Conversations and Reactions Around Severe Hypoglycaemia (CRASH): Spanish results of a global survey of people with type 1 diabetes or insulin-treated type 2 diabetes and caregivers.

2021 
Abstract Introduction Information on experience/management of severe hypoglycaemic events (SHEs) among people with insulin-treated diabetes (PWD) and caregivers (CGs) providing care to PWD was sought. Materials and methods An online cross-sectional survey was conducted in eight countries. Inclusion criteria: PWD (aged ≥ 18 years; self-reported type 1 [T1D] or insulin-treated type 2 [T2D] diabetes; experienced ≥1 SHE [hypoglycaemia requiring external assistance] in past 3 years); CGs (layperson aged ≥18 years; caring for PWD meeting all criteria above except age [≥4 years]). This descriptive analysis provides data from Spain. SHE-associated data relate to the most recent SHE. Results Across all groups (T1D PWD, n = 106; T2D PWD, n = 88, T1D CG, n = 87; T2D CG, n = 96), 76–89% reported that the SHE occurred at home; most common cause was eating less than planned (38–53%).
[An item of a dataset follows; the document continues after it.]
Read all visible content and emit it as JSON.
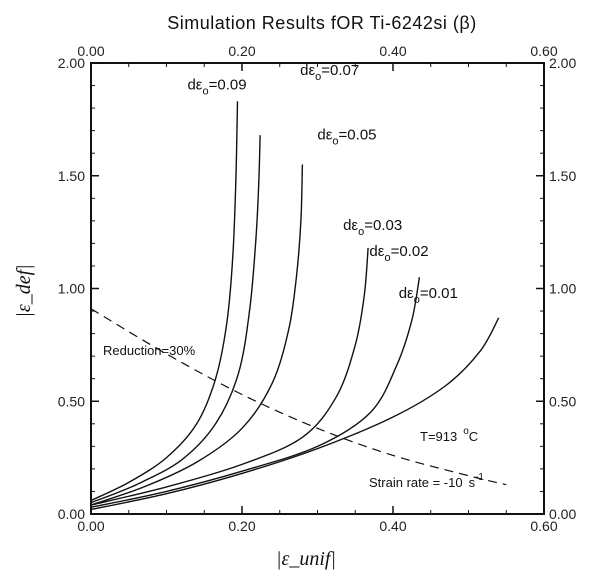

Most usual action during the SHE was to intake carbohydrates (67–84%); glucagon use was low (9–36%). Discussion of the SHE with their healthcare provider (HCP) was reported by 70–75% of PWD. During the SHE, 35–69% of PWD/CGs reported feeling scared, unprepared and/or helpless. Conclusions Most SHEs occurred outside the healthcare setting; treatment therefore depends greatly on CGs. SHEs have a negative emotional impact on PWD/CGs, underscoring the need for HCPs to discuss SHEs with PWD/CGs, and to provide tools and strategies to prevent and effectively manage SHEs.